With pandemic restrictions coming to an end on May 11, there is a concern that there it can create an immigration flow and chaos at the border.
Title 42 allowed the U.S. Border Patrol and U.S. Customs and Border Protection to prohibit the entry of persons who potentially pose a health risk by being subject to previously-announced travel restrictions or because by unlawfully entering the country to bypass health-screening measures. Its use was implemented under the Trump administration and has continued under the Biden administration to prohibit asylum seekers from lawfully petitioning for asylum in the United States.
In order the mitigate the effects of the end of this policy, the Biden Administration plans to strengthen the number of troops stationed at the U.S.-Mexico border. Senators Thom Tillis and Kyrsten Sinema in May 2023 introduced a bi-partisan bill to extend Title 42.
In March 2020, the Center for Disease Control under the Trump administration issued a public health order allowing for the rapid expulsion of unauthorized border crossers and asylum seekers citing COVID-19 concerns. As it is considered an “expulsion” rather than a “deportation”, the migrants are not afforded the right to make a case to stay in the U.S. before an immigration judge. Most migrants subject to Title 42 measures are returned to Mexico within hours. Trump advisor Stephen Miller had a role in shaping the policy and has since defended it in interviews.
In November 2020, a federal court ordered a halt to the practice regarding unaccompanied minor children; on January 29, 2021, the stay was lifted by the DC Circuit Court of Appeals allowing minors to be expelled pending its review of the case. In February 2021, Mexico stopped accepting families with children under the program.
Physicians for Human Rights notes that the policy has been applied unfairly against migrants and asylees and that its stated purpose of containing the spread of COVID-19 is dubious as the U.S. continues to allow millions of people to cross the US–Mexico border weekly. In early February 2021, the Mexican government announced that it would stop accepting non-Mexican family units with minor children returned to Mexico under Title 42.
In June 2021, it was reported that the Biden Administration may be considering rescinding Title 42. In September 2021, NPR reported that the Biden administration has defended Title 42 expulsion in court under the pretext of slowing the spread of COVID-19.
In December 2021, Anne Schuchat, the second-highest official at the Centers for Disease Control, testified that the expulsions of migrants under Title 42 lacked a sufficient public health rationale.
In March 2022, the DC Circuit Court of Appeals ruled that the Biden admin can continue to swiftly remove migrant families under Title 42, but “only to places where they will not be persecuted or tortured.”
On April 1, 2022, the CDC officially announced it would rescind Title 42. However, to allow for the implementation of a vaccine program to get migrants vaccinated at the border, the policy was not scheduled to officially end until May 23, 2022. On May 20, a federal judge for the United States District Court for the Western District of Louisiana, Robert R. Summerhays, issued a ruling blocking the CDC from ending Title 42 expulsion.
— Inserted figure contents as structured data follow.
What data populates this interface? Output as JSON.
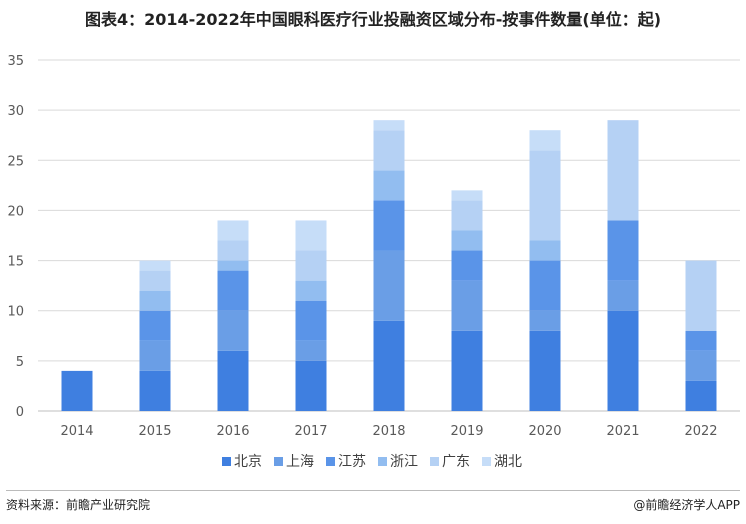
{
  "chart_data": {
    "type": "bar",
    "stacked": true,
    "title": "图表4：2014-2022年中国眼科医疗行业投融资区域分布-按事件数量(单位：起)",
    "categories": [
      "2014",
      "2015",
      "2016",
      "2017",
      "2018",
      "2019",
      "2020",
      "2021",
      "2022"
    ],
    "series": [
      {
        "name": "北京",
        "color": "#3f7fe0",
        "values": [
          4,
          4,
          6,
          5,
          9,
          8,
          8,
          10,
          3
        ]
      },
      {
        "name": "上海",
        "color": "#6a9ee6",
        "values": [
          0,
          3,
          4,
          2,
          7,
          5,
          2,
          3,
          3
        ]
      },
      {
        "name": "江苏",
        "color": "#5a94e8",
        "values": [
          0,
          3,
          4,
          4,
          5,
          3,
          5,
          6,
          2
        ]
      },
      {
        "name": "浙江",
        "color": "#92bdf0",
        "values": [
          0,
          2,
          1,
          2,
          3,
          2,
          2,
          0,
          0
        ]
      },
      {
        "name": "广东",
        "color": "#b5d1f4",
        "values": [
          0,
          2,
          2,
          3,
          4,
          3,
          9,
          10,
          7
        ]
      },
      {
        "name": "湖北",
        "color": "#c6ddf8",
        "values": [
          0,
          1,
          2,
          3,
          1,
          1,
          2,
          0,
          0
        ]
      }
    ],
    "ylim": [
      0,
      35
    ],
    "yticks": [
      0,
      5,
      10,
      15,
      20,
      25,
      30,
      35
    ],
    "grid": true,
    "legend": "bottom"
  },
  "footer": {
    "source": "资料来源：前瞻产业研究院",
    "brand": "@前瞻经济学人APP"
  }
}
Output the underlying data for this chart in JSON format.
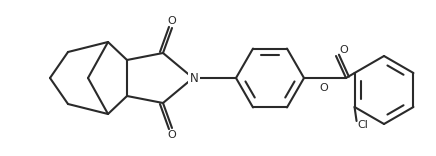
{
  "bg_color": "#ffffff",
  "line_color": "#2a2a2a",
  "lw": 1.5,
  "figsize": [
    4.36,
    1.56
  ],
  "dpi": 100,
  "atoms": {
    "O_top": "O",
    "O_bot": "O",
    "N": "N",
    "O_ester": "O",
    "O_carbonyl": "O",
    "Cl": "Cl"
  }
}
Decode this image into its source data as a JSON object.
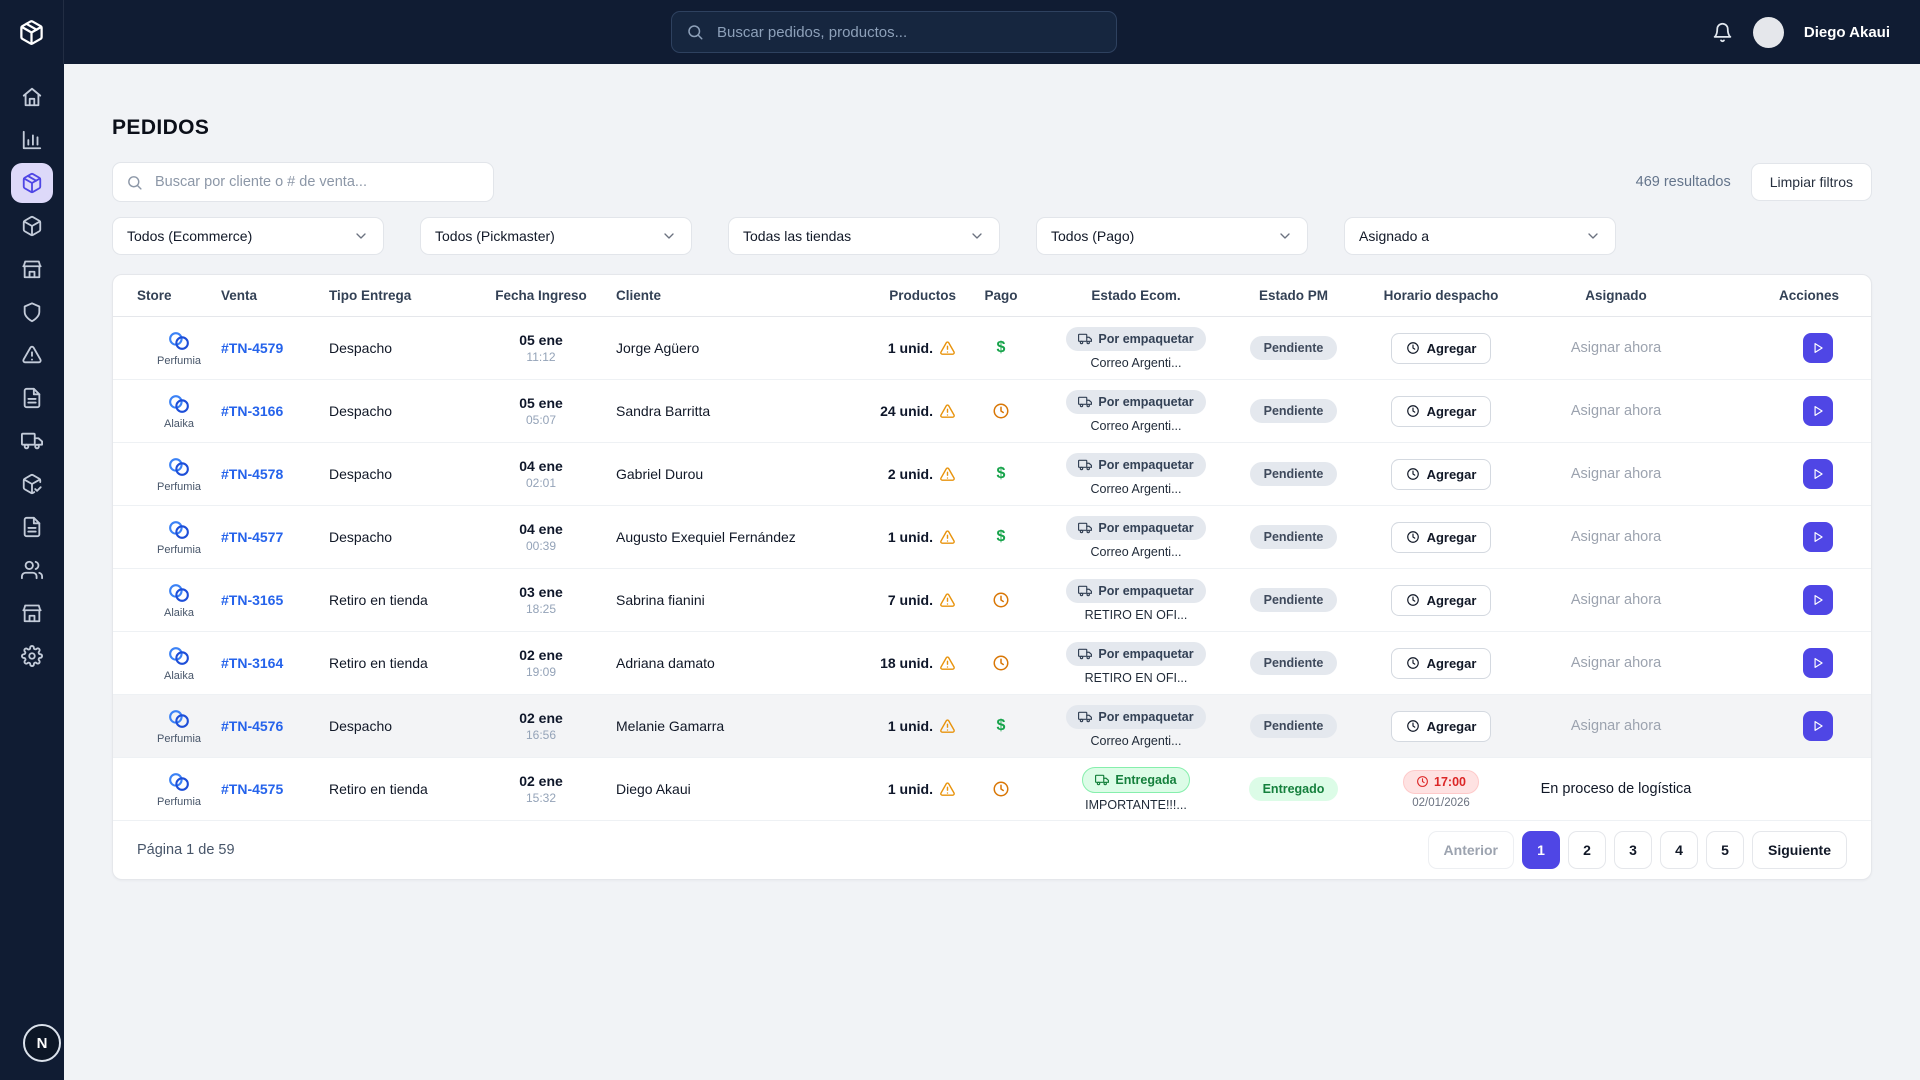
{
  "colors": {
    "navy": "#101c33",
    "accent": "#4f46e5",
    "link": "#2563eb",
    "paid-green": "#16a34a",
    "success-green": "#15803d",
    "warning-orange": "#e8930c",
    "pending-clock-orange": "#d97706",
    "danger-red": "#dc2626"
  },
  "topbar": {
    "logo_icon": "package",
    "search_placeholder": "Buscar pedidos, productos...",
    "bell_icon": "bell",
    "user_name": "Diego Akaui"
  },
  "sidebar": {
    "items": [
      {
        "id": "home",
        "icon": "home",
        "active": false
      },
      {
        "id": "analytics",
        "icon": "chart",
        "active": false
      },
      {
        "id": "orders",
        "icon": "package",
        "active": true
      },
      {
        "id": "products",
        "icon": "cube",
        "active": false
      },
      {
        "id": "store",
        "icon": "store",
        "active": false
      },
      {
        "id": "security",
        "icon": "shield",
        "active": false
      },
      {
        "id": "alerts",
        "icon": "alert-triangle",
        "active": false
      },
      {
        "id": "documents",
        "icon": "file",
        "active": false
      },
      {
        "id": "shipping",
        "icon": "truck",
        "active": false
      },
      {
        "id": "picking",
        "icon": "package-check",
        "active": false
      },
      {
        "id": "reports",
        "icon": "file",
        "active": false
      },
      {
        "id": "users",
        "icon": "users",
        "active": false
      },
      {
        "id": "stores",
        "icon": "store",
        "active": false
      },
      {
        "id": "settings",
        "icon": "gear",
        "active": false
      }
    ],
    "help_label": "N"
  },
  "page": {
    "title": "PEDIDOS",
    "search_placeholder": "Buscar por cliente o # de venta...",
    "results": "469 resultados",
    "clear_filters": "Limpiar filtros"
  },
  "filters": [
    {
      "id": "ecommerce",
      "label": "Todos (Ecommerce)"
    },
    {
      "id": "pickmaster",
      "label": "Todos (Pickmaster)"
    },
    {
      "id": "tienda",
      "label": "Todas las tiendas"
    },
    {
      "id": "pago",
      "label": "Todos (Pago)"
    },
    {
      "id": "asignado",
      "label": "Asignado a"
    }
  ],
  "table": {
    "columns": [
      "Store",
      "Venta",
      "Tipo Entrega",
      "Fecha Ingreso",
      "Cliente",
      "Productos",
      "Pago",
      "Estado Ecom.",
      "Estado PM",
      "Horario despacho",
      "Asignado",
      "Acciones"
    ],
    "rows": [
      {
        "store": "Perfumia",
        "venta": "#TN-4579",
        "tipo": "Despacho",
        "fecha": "05 ene",
        "hora": "11:12",
        "cliente": "Jorge Agüero",
        "productos": "1 unid.",
        "pago": "paid",
        "ecom": {
          "label": "Por empaquetar",
          "sub": "Correo Argenti...",
          "variant": "gray"
        },
        "pm": {
          "label": "Pendiente",
          "variant": "gray"
        },
        "horario": {
          "type": "button",
          "label": "Agregar"
        },
        "asignado": {
          "label": "Asignar ahora",
          "muted": true
        },
        "action": true,
        "highlighted": false
      },
      {
        "store": "Alaika",
        "venta": "#TN-3166",
        "tipo": "Despacho",
        "fecha": "05 ene",
        "hora": "05:07",
        "cliente": "Sandra Barritta",
        "productos": "24 unid.",
        "pago": "pending",
        "ecom": {
          "label": "Por empaquetar",
          "sub": "Correo Argenti...",
          "variant": "gray"
        },
        "pm": {
          "label": "Pendiente",
          "variant": "gray"
        },
        "horario": {
          "type": "button",
          "label": "Agregar"
        },
        "asignado": {
          "label": "Asignar ahora",
          "muted": true
        },
        "action": true,
        "highlighted": false
      },
      {
        "store": "Perfumia",
        "venta": "#TN-4578",
        "tipo": "Despacho",
        "fecha": "04 ene",
        "hora": "02:01",
        "cliente": "Gabriel Durou",
        "productos": "2 unid.",
        "pago": "paid",
        "ecom": {
          "label": "Por empaquetar",
          "sub": "Correo Argenti...",
          "variant": "gray"
        },
        "pm": {
          "label": "Pendiente",
          "variant": "gray"
        },
        "horario": {
          "type": "button",
          "label": "Agregar"
        },
        "asignado": {
          "label": "Asignar ahora",
          "muted": true
        },
        "action": true,
        "highlighted": false
      },
      {
        "store": "Perfumia",
        "venta": "#TN-4577",
        "tipo": "Despacho",
        "fecha": "04 ene",
        "hora": "00:39",
        "cliente": "Augusto Exequiel Fernández",
        "productos": "1 unid.",
        "pago": "paid",
        "ecom": {
          "label": "Por empaquetar",
          "sub": "Correo Argenti...",
          "variant": "gray"
        },
        "pm": {
          "label": "Pendiente",
          "variant": "gray"
        },
        "horario": {
          "type": "button",
          "label": "Agregar"
        },
        "asignado": {
          "label": "Asignar ahora",
          "muted": true
        },
        "action": true,
        "highlighted": false
      },
      {
        "store": "Alaika",
        "venta": "#TN-3165",
        "tipo": "Retiro en tienda",
        "fecha": "03 ene",
        "hora": "18:25",
        "cliente": "Sabrina fianini",
        "productos": "7 unid.",
        "pago": "pending",
        "ecom": {
          "label": "Por empaquetar",
          "sub": "RETIRO EN OFI...",
          "variant": "gray"
        },
        "pm": {
          "label": "Pendiente",
          "variant": "gray"
        },
        "horario": {
          "type": "button",
          "label": "Agregar"
        },
        "asignado": {
          "label": "Asignar ahora",
          "muted": true
        },
        "action": true,
        "highlighted": false
      },
      {
        "store": "Alaika",
        "venta": "#TN-3164",
        "tipo": "Retiro en tienda",
        "fecha": "02 ene",
        "hora": "19:09",
        "cliente": "Adriana damato",
        "productos": "18 unid.",
        "pago": "pending",
        "ecom": {
          "label": "Por empaquetar",
          "sub": "RETIRO EN OFI...",
          "variant": "gray"
        },
        "pm": {
          "label": "Pendiente",
          "variant": "gray"
        },
        "horario": {
          "type": "button",
          "label": "Agregar"
        },
        "asignado": {
          "label": "Asignar ahora",
          "muted": true
        },
        "action": true,
        "highlighted": false
      },
      {
        "store": "Perfumia",
        "venta": "#TN-4576",
        "tipo": "Despacho",
        "fecha": "02 ene",
        "hora": "16:56",
        "cliente": "Melanie Gamarra",
        "productos": "1 unid.",
        "pago": "paid",
        "ecom": {
          "label": "Por empaquetar",
          "sub": "Correo Argenti...",
          "variant": "gray"
        },
        "pm": {
          "label": "Pendiente",
          "variant": "gray"
        },
        "horario": {
          "type": "button",
          "label": "Agregar"
        },
        "asignado": {
          "label": "Asignar ahora",
          "muted": true
        },
        "action": true,
        "highlighted": true
      },
      {
        "store": "Perfumia",
        "venta": "#TN-4575",
        "tipo": "Retiro en tienda",
        "fecha": "02 ene",
        "hora": "15:32",
        "cliente": "Diego Akaui",
        "productos": "1 unid.",
        "pago": "pending",
        "ecom": {
          "label": "Entregada",
          "sub": "IMPORTANTE!!!...",
          "variant": "green"
        },
        "pm": {
          "label": "Entregado",
          "variant": "green"
        },
        "horario": {
          "type": "time",
          "label": "17:00",
          "sub": "02/01/2026"
        },
        "asignado": {
          "label": "En proceso de logística",
          "muted": false
        },
        "action": false,
        "highlighted": false
      }
    ]
  },
  "pagination": {
    "label": "Página 1 de 59",
    "prev": "Anterior",
    "pages": [
      "1",
      "2",
      "3",
      "4",
      "5"
    ],
    "active": "1",
    "next": "Siguiente"
  }
}
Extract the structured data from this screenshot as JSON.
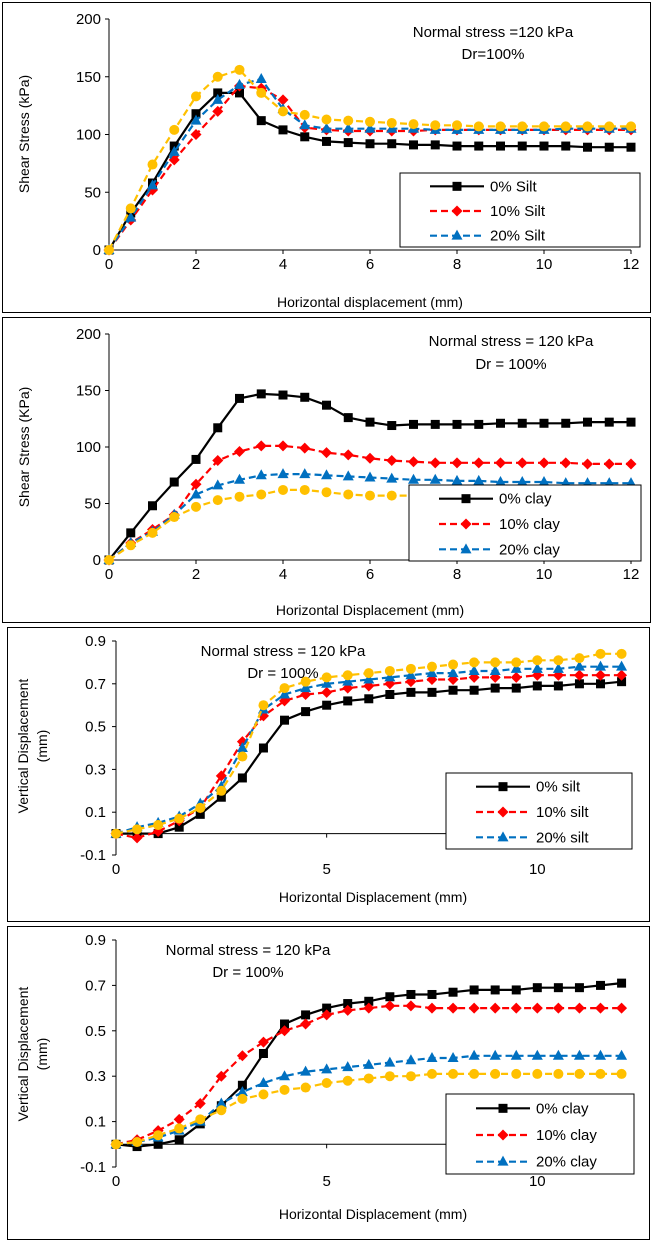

In April 2022, the Biden Administration introduced a streamlined program for allowing an unlimited number of Ukrainian nationals who pass various checks and are sponsored by various organizations under the “Uniting for Ukraine” program to be excepted from Title 42 and get humanitarian parole and work permits. In October 2022, it introduced a similar program for Venezuelan nationals, who must arrive by air. The number of Venezuelans was capped at 24,000, and those arriving by crossing into Mexico or Panama illegally would start to be expelled under Title 42.
In October 2022, the Biden administration invoked Title 42 to expel Venezuelan migrants to Mexico. Amnesty International and Human Rights Watch criticized the decision.
On November 15, 2022, Senior Judge of the United States District Court for the District of Columbia, Emmet G. Sullivan, ruled that expulsions under Title 42 were a violation of the Administrative Procedure Act, noting that the Title was an “arbitrary and capricious” violation of the Act.
The ruling required the United States government to process all asylum seekers under immigrant law as previous to Title 42’s implementation, and Sullivan specifically called out the CDC for intentionally ignoring the negative effects of implementing Title 42 and not considering alternative approaches to expulsion such as vaccination, outdoor processing, and allowing asylum seekers to quarantine with U.S. relatives. Sullivan opined that the policy had no rational basis as COVID-19 was already widespread throughout the U.S. when the program was initiated.
The ruling was celebrated by the ACLU, a plaintiff in the case.